Note that if a language has overloaded functions/operators (as many do), we can consider type parameters to be a natural extension of that—if we have the same function f
for a variety of types, why shouldn’t we be able to write a function which accepts any type for which we’ve defined f
?
(One thing to keep in mind is that accepting type-parametrised functions as inputs to other functions requires extra type checking machinery that few languages implement. Returning type-parametrised functions is more trivial. See here and here for more about this concept of polymorphic rank.)
Subtypes
Formally, in all the examples so far we’ve been considering systems where expressions have one unique type. This changes with the last kind of polymorphism we’ll talk about: subtyping.
To say S is a subtype of T, or S <: T, means that any expression of type S can also be considered of type T, and used anywhere T is expected. Subtyping is familiar to many programmers because of object-oriented programming: when we create a class which inherits from another, we create a subtype of the parent class.

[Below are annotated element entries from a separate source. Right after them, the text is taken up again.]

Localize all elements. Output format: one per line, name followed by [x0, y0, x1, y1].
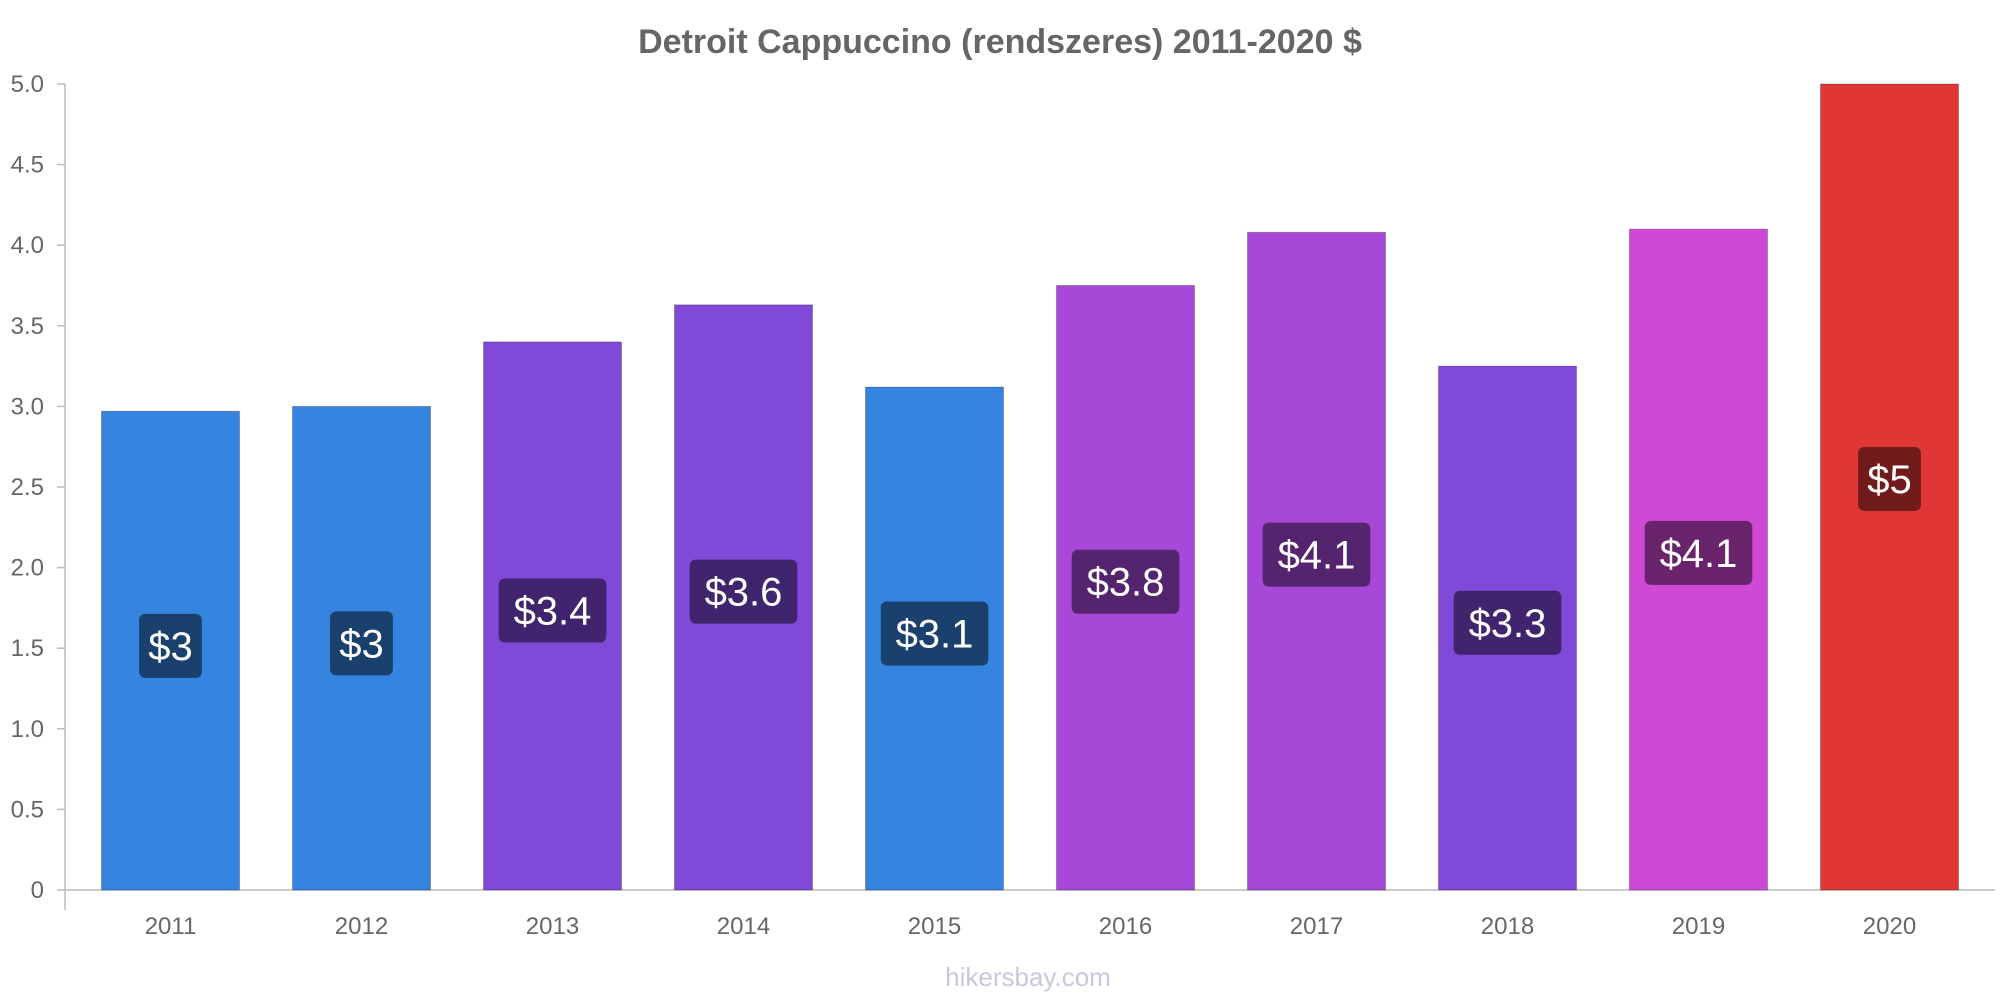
y-tick-label: 2.0: [11, 555, 44, 582]
data-label-box: [1644, 520, 1753, 585]
x-tick-label: 2011: [145, 913, 197, 940]
y-axis-ticks: 0 0.5 1.0 1.5 2.0 2.5 3.0 3.5 4.0 4.5 5.0: [11, 71, 65, 904]
data-label-box: [330, 611, 393, 676]
y-tick-label: 3.5: [11, 313, 44, 340]
x-tick-label: 2016: [1099, 913, 1152, 940]
data-label-box: [1858, 446, 1921, 511]
data-label-box: [880, 601, 989, 666]
y-tick-label: 1.0: [11, 716, 44, 743]
x-tick-label: 2012: [335, 913, 388, 940]
x-axis-ticks: 2011 2012 2013 2014 2015 2016 2017 2018 2019 2020: [145, 913, 1917, 940]
y-tick-label: 2.5: [11, 474, 44, 501]
data-label: $3.6: [705, 571, 783, 615]
y-tick-label: 4.0: [11, 232, 44, 259]
x-tick-label: 2015: [908, 913, 961, 940]
x-tick-label: 2018: [1481, 913, 1534, 940]
data-label: $3.4: [514, 589, 592, 633]
x-tick-label: 2014: [717, 913, 770, 940]
data-label: $3.1: [896, 612, 974, 656]
data-label-box: [1071, 549, 1180, 614]
y-tick-label: 4.5: [11, 152, 44, 179]
x-tick-label: 2013: [526, 913, 579, 940]
y-tick-label: 0.5: [11, 796, 44, 823]
data-label: $3: [339, 622, 384, 666]
data-label-box: [689, 559, 798, 624]
watermark: hikersbay.com: [945, 962, 1111, 992]
y-tick-label: 3.0: [11, 393, 44, 420]
x-tick-label: 2019: [1672, 913, 1725, 940]
data-label-box: [139, 613, 202, 678]
y-tick-label: 5.0: [11, 71, 44, 98]
data-label-box: [1453, 590, 1562, 655]
x-tick-label: 2020: [1863, 913, 1916, 940]
y-tick-label: 0: [31, 877, 44, 904]
data-label: $5: [1867, 458, 1912, 502]
data-label-box: [1262, 522, 1371, 587]
data-label: $4.1: [1660, 532, 1738, 576]
data-label: $4.1: [1278, 534, 1356, 578]
data-label-box: [498, 578, 607, 643]
y-tick-label: 1.5: [11, 635, 44, 662]
data-label: $3.8: [1087, 561, 1165, 605]
data-label: $3: [148, 625, 193, 669]
x-tick-label: 2017: [1290, 913, 1343, 940]
data-label: $3.3: [1469, 602, 1547, 646]
bars: $3 $3 $3.4 $3.6 $3.1 $3.8 $4.1 $3.3 $4.1 $5: [101, 83, 1959, 891]
chart-title: Detroit Cappuccino (rendszeres) 2011-202…: [638, 23, 1362, 61]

Unfortunately, on its own, subtyping doesn’t give us anywhere near the power of OOP. Say we have an Animal type, which has an age, and a function
setAge: (Animal, Int) -> Animal
which returns a modified copy of the value with a new age. Then say we have a subtype Dog <: Animal
.
If we call setAge on a Dog, we won’t get a Dog value back; we’ll get a general Animal. We can substitute our subtype in the function input, but the language doesn’t know for sure that setAge will return a value which can also be considered as our subtype.
What this means is that in OOP, when we have a method that modifies our object or returns a duplicate, that method is technically parametric in the object class. We essentially have
setAge: [T <: Animal](T, Int) -> T
where the constraint specifies that T must be a subtype of Animal.
If S <: T, we can say in general that it is valid to “up cast” any S value to T, but not to “down cast” a T value to S. That said, some languages like C++ and Go do support down casting, because they store run-time information alongside the values which keeps track of which subtype, if any, a value really is underneath its appearance. This lets us write code which says “ok, I know you are an Animal; if you are a Dog, do this; if a Cat, do that;” etc. It’s kind of cheating the system; strictly, types should be determinable in advance, but here we allow values to be more specific than they are in the syntax, and allow the behaviour of a program to dynamically change based on this. This is how dynamic dispatch schemes work.
Another consideration for subtyping is type variance. For types that are made out of other ones, such as function types, there is a question about how the subtyping relation translates to the containing type.
For example, we said above that it was ok to give a Dog as a function parameter of type Animal. But it’s not ok to give an Animal to a function expecting a Dog. Subtypes are more specific, so have additional functions defined on them than their supertypes:
getAge: (Animal) -> Int
getAgeDogYears: (Dog) -> Int
This means that functions which take Animals as inputs are subtypes of those which take Dogs as inputs. Functions are contravariant in their inputs: they reverse the subtype relation.
The other possibilities are covariance, where the subtype relation is kept the same, and invariance, where there is no subtype relation either way. See the Scala book and the Wikipedia page for examples.
As a final note: subtyping and type parameters sometimes solve similar problems, so their differences can be subtle. For example, with subtyping we might be able to define a list of pets of type List[Animal]
and put all sorts of creatures in there together, like Dogs, Cats, Parakeets, Snakes, etc. However, if we have a constrained type parameter T <: Animal, then List[T]
can only contain Animals of one type. That type can vary between instances of the list, but it can’t vary within it. See C++ ‘Type Erasure’ Explained for an interesting pattern involving both subtyping and parameters.